Hey y’all, I am very unaware of what the ticket pricing structure is, and have been wondering why ticket prices are the way they are, for basketball games specifically. So, I went ahead and emailed Payton Phillips in the athletic department! Below is my email, and his response…

"Hi Payton, my name is Ian Webster. I am emailing you in hopes of getting some clarity on why ticket prices are the way they are, for OSU basketball games specifically.

To give some background, I graduated from OSU in the fall of 2004. I am originally from Tulsa, went to Jenks.

I don’t get back to Oklahoma very often, other than to visit my mother, but lately I’ve been wanting to go back to Stillwater, specifically, to watch some of the bball games (my preferred sport). However, it’s hard to justify doing so with ticket prices, especially in the 200 level, being the way they are.

The prices I have seen are $25 being the lowest, to $175 for center court seats in the 200 level (I haven’t see how much courtside ones are, which is irrelevant anyway).

For comparison’s sake, my wife and I live in Memphis.
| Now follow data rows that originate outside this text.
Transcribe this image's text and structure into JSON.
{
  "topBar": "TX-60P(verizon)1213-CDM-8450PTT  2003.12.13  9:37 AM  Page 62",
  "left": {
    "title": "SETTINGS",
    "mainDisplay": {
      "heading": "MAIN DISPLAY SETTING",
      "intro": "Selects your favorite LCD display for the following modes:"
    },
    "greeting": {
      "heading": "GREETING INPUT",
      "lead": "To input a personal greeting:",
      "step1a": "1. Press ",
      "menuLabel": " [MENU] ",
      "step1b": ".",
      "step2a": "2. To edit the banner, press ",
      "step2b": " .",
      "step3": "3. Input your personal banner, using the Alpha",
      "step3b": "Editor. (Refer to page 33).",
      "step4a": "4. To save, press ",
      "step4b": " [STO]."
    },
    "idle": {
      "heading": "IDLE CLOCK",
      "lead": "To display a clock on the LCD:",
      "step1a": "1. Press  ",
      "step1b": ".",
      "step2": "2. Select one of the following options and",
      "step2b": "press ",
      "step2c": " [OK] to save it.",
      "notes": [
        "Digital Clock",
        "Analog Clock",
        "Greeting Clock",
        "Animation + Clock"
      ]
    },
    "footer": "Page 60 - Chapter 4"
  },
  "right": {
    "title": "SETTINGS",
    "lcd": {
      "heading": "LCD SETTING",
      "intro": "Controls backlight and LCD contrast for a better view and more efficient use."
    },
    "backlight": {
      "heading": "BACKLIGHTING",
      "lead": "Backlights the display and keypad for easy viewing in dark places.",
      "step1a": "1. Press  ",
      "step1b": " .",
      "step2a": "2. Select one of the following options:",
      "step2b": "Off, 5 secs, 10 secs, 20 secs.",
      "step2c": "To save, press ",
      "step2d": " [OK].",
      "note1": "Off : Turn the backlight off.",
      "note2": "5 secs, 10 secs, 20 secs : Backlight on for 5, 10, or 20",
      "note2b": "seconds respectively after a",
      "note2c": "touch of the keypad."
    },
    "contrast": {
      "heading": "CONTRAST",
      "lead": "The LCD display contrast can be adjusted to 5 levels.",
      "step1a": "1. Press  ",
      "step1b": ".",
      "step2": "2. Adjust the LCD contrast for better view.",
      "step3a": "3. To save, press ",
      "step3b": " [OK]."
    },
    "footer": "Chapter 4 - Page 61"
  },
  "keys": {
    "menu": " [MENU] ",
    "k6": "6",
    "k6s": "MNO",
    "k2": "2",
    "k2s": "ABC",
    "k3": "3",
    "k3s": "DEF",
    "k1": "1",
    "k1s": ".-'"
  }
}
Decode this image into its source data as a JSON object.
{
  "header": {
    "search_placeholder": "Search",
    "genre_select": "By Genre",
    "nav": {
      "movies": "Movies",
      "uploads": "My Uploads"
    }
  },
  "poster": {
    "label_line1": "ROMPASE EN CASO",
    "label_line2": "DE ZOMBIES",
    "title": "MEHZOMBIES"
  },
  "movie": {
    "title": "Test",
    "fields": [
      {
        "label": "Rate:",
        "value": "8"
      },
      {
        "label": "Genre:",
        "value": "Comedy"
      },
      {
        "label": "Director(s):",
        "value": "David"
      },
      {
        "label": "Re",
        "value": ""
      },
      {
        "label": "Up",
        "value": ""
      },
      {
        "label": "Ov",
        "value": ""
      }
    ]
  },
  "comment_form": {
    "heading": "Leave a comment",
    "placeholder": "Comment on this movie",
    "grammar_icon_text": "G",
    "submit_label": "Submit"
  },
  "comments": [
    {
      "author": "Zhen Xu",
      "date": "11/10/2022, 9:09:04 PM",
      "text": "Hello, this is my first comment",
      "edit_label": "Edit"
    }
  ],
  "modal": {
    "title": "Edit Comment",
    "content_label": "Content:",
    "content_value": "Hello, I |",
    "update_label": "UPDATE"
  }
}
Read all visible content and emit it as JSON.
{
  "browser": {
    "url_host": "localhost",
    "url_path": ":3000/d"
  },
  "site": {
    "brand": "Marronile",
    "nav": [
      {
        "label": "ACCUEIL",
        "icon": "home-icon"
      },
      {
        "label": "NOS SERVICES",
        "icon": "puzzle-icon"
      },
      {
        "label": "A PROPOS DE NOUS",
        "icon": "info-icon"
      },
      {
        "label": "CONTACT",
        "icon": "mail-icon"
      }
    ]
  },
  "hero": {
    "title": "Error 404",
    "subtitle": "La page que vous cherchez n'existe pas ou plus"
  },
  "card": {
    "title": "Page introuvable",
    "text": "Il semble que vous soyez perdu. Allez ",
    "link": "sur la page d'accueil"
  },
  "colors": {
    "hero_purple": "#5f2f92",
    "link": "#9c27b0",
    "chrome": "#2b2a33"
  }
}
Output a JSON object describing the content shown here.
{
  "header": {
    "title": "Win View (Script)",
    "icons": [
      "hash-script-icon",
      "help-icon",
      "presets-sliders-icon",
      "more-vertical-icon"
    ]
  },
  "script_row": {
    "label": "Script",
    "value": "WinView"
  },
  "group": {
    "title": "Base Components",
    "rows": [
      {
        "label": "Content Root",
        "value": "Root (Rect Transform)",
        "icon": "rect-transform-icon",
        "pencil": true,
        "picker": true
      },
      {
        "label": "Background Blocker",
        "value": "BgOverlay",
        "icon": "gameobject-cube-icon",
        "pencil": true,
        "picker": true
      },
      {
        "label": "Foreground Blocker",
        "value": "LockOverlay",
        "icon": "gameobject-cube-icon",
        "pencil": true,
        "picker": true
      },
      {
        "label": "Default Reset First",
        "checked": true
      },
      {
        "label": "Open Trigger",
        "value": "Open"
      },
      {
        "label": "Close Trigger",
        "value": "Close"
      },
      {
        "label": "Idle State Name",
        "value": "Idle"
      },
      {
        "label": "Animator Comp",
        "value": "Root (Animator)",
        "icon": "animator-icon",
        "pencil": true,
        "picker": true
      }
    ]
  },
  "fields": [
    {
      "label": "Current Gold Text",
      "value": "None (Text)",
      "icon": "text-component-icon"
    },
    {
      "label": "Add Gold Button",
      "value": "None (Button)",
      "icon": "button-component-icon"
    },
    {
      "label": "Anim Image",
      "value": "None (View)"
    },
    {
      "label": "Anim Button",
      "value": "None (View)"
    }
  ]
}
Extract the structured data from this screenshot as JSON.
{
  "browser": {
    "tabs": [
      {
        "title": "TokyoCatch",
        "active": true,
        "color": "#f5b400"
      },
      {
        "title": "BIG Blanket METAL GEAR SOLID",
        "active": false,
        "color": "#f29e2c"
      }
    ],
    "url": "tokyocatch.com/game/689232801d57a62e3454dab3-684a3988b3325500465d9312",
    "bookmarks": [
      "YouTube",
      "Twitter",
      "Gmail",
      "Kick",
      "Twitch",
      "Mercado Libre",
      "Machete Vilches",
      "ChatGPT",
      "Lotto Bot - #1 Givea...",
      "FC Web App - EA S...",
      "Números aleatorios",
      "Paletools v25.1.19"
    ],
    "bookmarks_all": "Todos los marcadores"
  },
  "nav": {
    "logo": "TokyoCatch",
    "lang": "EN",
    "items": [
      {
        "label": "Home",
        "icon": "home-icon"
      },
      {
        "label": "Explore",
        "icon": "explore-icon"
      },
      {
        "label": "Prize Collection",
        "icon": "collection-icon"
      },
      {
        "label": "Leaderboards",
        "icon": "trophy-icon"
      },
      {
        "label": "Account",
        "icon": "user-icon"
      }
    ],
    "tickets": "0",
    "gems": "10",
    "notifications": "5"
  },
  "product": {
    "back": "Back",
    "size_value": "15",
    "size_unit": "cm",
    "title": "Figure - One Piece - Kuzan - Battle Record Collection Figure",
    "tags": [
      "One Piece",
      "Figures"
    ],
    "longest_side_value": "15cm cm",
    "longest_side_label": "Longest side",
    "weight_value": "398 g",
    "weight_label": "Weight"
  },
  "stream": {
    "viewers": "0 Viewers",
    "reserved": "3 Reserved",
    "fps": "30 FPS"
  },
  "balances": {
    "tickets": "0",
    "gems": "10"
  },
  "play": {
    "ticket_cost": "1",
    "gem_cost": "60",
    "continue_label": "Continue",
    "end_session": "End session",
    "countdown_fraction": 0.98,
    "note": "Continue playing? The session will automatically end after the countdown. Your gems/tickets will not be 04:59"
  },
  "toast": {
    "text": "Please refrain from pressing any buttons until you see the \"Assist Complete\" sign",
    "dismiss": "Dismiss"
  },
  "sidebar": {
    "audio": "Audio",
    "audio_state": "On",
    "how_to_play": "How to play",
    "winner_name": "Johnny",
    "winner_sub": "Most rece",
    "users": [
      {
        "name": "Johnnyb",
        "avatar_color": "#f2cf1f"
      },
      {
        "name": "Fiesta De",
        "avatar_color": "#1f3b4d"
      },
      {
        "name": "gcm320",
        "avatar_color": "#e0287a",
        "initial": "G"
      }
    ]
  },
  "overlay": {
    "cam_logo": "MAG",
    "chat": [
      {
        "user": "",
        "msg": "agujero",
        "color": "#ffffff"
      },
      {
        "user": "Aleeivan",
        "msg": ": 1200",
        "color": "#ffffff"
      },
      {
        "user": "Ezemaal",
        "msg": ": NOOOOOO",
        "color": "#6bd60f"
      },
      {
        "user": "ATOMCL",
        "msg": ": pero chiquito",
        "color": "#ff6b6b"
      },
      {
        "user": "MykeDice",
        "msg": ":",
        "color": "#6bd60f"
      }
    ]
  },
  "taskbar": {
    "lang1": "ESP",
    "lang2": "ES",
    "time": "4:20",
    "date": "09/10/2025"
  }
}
She is a Memphis grad and we occasionally go to some Tigers bball games. Their prices can go from $7-12 in the upper bowl of FedEx Forum, to $45-55 in the lower bowl if they’re available (this season, they sold a bunch of season tickets, so getting tickets in the lower bowl is really difficult unless you go the StubHub route). The upper bowl of GIA is getting really close to the lower one of FedEx Forum, an NBA-level arena, in terms of ticket prices!

My primary question is, how can Ok State expect to fill Gallagher Iba up when the prices are like that? $125 for the 200 level is absurd. People can go see the Thunder for the same price and get decent seats. Someone once mentioned to me the Ok State price includes a donation to the university (please confirm if this is true)? If that’s the case, why is that? Maybe some people just want to go see a game without making a donation (which is perfectly fine, they shouldn’t feel compelled to do so). I simply feel like this is keeping a lot of people away, who would otherwise go (because, as we all know, there are many other costs associated with driving to Stillwater, parking…taking kids even…possibly eating at Eskimo Joe’s…etc.).

Really, I’m reaching out in order for you or anyone else to dispel preconceived myths/notions, so that I do not have any wrong ideas.

I hope to hear your thoughts. Have a good week and Go Pokes!"

Payton’s response:

"Hi Ian,

Thank you for your note and hope you had a great Thanksgiving! Happy to clarify.

Our entry level single game ticket prices are currently $5 for most non-conference games. They go up from there in proportion to the price of season tickets in each location and the value of each game (opponent, tipoff time, day of week, etc.). As we are nearly sold out through season ticket sales in the most appealing 200 level sections, we feel we are likely priced appropriately in most of those sections.

That said, about 3 months ago we implemented the use of business analytics in our decision-making. As we speak, we are using all-new data-based methods to identify the fair market value of our season and single game football and men’s basketball tickets and will use that info to reprice our tickets next season. If the data recommend big changes in certain areas of the venue, we will heavily consider them. Meanwhile, we are reimagining our gameday experience to add value so we can fill our venues while maintaining the revenue we need to support our student-athletes across 16 sports.

Only season tickets have a “required donation” attached to them, but it is not forced charity and it is not an added cost. That is actually done to benefit the fan. Until the 2018 tax law was implemented, 80% of donations related to seating were tax deductible. So, most college athletics departments made a high portion of the market value of the season ticket a “donation” so fans could take advantage of that deduction. For example, our 50 yard line football season tickets are nearly sold out at $1,360/ticket. One upper corner section is 70% sold at $400/season ticket. Every section has a “ticket price” of $250 for the season. The rest of the cost, which reflects the true value of the ticket based on seat location, is a “donation.” Under the new tax law, we have kept this model to continue giving donor ranks and benefits to those that only “donate” via season tickets.

We believe the special program Coach Boynton is building – along with data-based pricing and an enhanced in-game atmosphere – are aligning at the perfect moment for a new prime era of Cowboy basketball. There is no better person in the business than Coach Boynton, so we are working hard to fill Gallagher-Iba for him and his team!

Thanks again for the email. Hope to see you in Stillwater soon and Go Pokes!